The first Crop Progress Report for November shows a disappointing corn harvest number- while the national soybean harvest stat is slightly behind what the pre report trade expectation was.
In the case of corn, harvest through November 3rd is only 52% complete- versus an expected number for this week's report by the trade of 58%. That 52% number continues to be well under the 74% of a year ago and the 75% five year average. The "I" states are all roughly 30 pecentage points behind normal- Iowa at 43%, Indiana at 57% and Illinois at 58%. The harvest situation in North Dakota appears to be in the most dire condition- only 10% of their corn crop is now harvested versus a five year average of 60% by this date.
The soybean harvest number this week is at 75%- versus 77% expected by the trade. In 2018 by this date- the soybean harvest was 81% complete, while the five year average stands at 87%. Both Illinois and Iowa have a five year soybean harvest number for this week of 91%- Illinois is 14 percentage points under that at 77% and Iowa is 11 percentage points behind at 80%. Missouri is struggling with their soybean harvest at just 54% harvested- 19 percentage points behind their five year average of 73% harvested.
Nationally- the US Cotton Crop is actually ahead of a year ago and the five year average- now at 53% harvested versus 48% a year ago and the five year number- 51%.

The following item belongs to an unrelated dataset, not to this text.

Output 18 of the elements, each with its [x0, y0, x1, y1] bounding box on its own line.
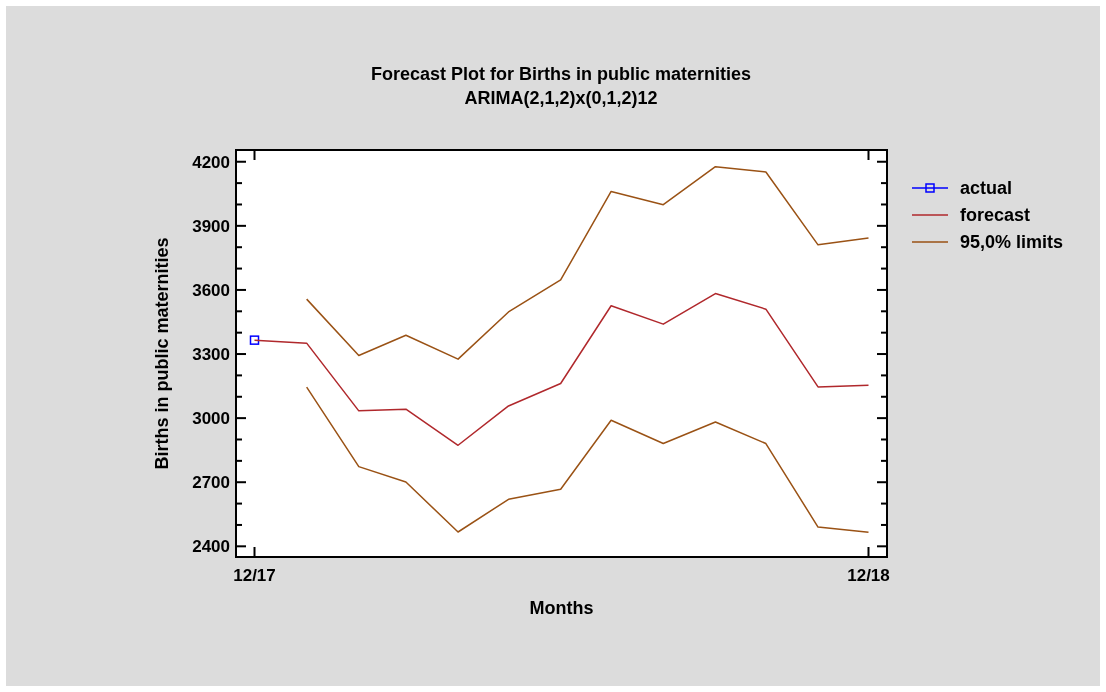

The southern plains wheat crop is almost all in the ground- with Oklahoma now 93% planted and Kansas checking in at 94% planted- both of thoese numbers are 12 percentage points ahead of planting in each state- and both numbers are exactly three percentage points ahead of the five year average. Texas still has some planting to do- now at 78% planted- one point behind the five year average but six points farther along than in 2018. Emergence in the three southern plains states now stands at 83% for Oklahoma, 72% for Kansas and 57% in Texas.